I’m dipping my toes back into the writing world. I’ve had to take a break, for a number of reasons (I talked a little about it in my Coffee Share this past weekend), but I know it’s time to start easing myself back into writing, of any form.
I’ve been thinking some about the kind of writing I do. I have a deep interest in writing fiction, but the stories aren’t flowing as strongly as they once were. It’s probably a combination of things – my depression and anxiety have been running pretty rampant this year, and I’ve had a pretty full schedule between Jamberry work, my day-job, figuring out some health issues and social things. So my energy has been pretty drained, making it hard to muster up what I need to do my writing. There also is a distinct lack of “free time.” Not to mention I haven’t been reading as much (damn you, depression, making it so I am not able to really become engrossed in a book), which has traditionally been one of my fiction-writing-inspiration-points.
More and more, probably because of many of those same factors, I’ve been finding myself drawn to the idea of writing non-fiction. I have moments where I think that things I’m going through, things I have knowledge of, might be of interest to others. But that instantly gets knocked down by fear (thanks anxiety). What if I don’t actually have something worth saying? What if what I have to say isn’t of interest to anyone else? What if… what if… what if…. And my writing ambitions get swallowed up by the fear that those things I have to say – some of them quite important to me and my life-journey -will be discredited and torn apart. That someone will say that I’m wrong, and therefore, somehow, invalidate all that I think and feel on a topic.
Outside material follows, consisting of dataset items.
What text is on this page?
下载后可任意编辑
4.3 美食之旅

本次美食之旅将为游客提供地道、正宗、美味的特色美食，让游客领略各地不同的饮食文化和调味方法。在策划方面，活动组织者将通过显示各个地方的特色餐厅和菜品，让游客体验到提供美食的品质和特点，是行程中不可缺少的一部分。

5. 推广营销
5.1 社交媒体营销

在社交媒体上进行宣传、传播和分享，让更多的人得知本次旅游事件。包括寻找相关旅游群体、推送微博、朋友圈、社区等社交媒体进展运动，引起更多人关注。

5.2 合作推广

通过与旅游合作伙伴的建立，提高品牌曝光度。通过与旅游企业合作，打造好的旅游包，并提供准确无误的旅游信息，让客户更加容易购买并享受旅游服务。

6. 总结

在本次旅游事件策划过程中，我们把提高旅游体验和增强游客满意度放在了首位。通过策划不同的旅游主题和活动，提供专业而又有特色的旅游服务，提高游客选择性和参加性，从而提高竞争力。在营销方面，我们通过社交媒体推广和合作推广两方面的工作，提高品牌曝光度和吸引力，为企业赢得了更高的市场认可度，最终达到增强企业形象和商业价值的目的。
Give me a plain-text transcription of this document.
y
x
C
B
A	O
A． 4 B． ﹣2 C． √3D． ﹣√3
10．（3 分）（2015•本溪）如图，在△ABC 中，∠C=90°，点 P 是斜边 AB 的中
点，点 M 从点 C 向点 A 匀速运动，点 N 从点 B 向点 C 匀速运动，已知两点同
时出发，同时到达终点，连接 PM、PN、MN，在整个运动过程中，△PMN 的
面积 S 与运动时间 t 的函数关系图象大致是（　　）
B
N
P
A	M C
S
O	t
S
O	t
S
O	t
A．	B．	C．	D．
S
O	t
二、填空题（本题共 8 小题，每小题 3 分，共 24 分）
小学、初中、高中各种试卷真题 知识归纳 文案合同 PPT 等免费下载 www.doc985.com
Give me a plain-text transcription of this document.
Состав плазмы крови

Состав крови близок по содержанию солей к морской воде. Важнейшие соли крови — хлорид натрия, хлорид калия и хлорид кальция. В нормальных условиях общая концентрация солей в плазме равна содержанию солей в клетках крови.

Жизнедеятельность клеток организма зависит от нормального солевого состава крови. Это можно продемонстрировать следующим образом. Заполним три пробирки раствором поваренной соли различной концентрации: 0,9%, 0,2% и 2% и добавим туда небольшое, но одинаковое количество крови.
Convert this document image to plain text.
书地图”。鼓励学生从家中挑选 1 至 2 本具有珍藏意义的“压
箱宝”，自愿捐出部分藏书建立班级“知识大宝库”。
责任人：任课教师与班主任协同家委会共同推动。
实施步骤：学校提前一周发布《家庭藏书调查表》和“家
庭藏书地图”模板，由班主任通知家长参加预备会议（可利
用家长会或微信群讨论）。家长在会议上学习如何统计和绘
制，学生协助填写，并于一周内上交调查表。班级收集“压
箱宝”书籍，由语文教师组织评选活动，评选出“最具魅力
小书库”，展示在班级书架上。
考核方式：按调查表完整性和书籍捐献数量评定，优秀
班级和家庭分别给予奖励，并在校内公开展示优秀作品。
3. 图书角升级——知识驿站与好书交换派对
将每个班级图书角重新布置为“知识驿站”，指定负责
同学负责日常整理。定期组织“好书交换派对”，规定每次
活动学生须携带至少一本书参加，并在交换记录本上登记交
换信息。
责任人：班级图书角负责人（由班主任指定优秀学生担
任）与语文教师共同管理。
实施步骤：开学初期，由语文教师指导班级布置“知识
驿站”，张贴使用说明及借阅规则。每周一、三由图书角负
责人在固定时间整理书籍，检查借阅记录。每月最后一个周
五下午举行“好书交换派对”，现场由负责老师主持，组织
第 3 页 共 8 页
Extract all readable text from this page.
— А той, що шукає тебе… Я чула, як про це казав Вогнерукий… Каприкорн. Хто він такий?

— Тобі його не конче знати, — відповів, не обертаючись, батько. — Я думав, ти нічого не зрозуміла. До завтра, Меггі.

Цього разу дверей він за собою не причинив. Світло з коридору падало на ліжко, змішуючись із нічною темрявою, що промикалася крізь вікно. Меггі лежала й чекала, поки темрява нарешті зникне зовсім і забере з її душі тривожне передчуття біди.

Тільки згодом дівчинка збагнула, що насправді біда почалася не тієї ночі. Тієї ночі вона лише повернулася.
It’s ridiculous, I know, but it’s a fear nonetheless.
When I’m writing fiction it’s easy (well, easier) to shrug things off if someone else doesn’t like what I’ve written. “Not the target audience,” can be a wonderfully comforting phrase. It’s also easier to separate from myself. While my fiction is certainly infused with my reality, drawing from what I ‘know,’ it is still something separate from myself. Non-fiction is much closer, at least the sort I’ve been thinking about writing, and so the risk factor becomes so much higher.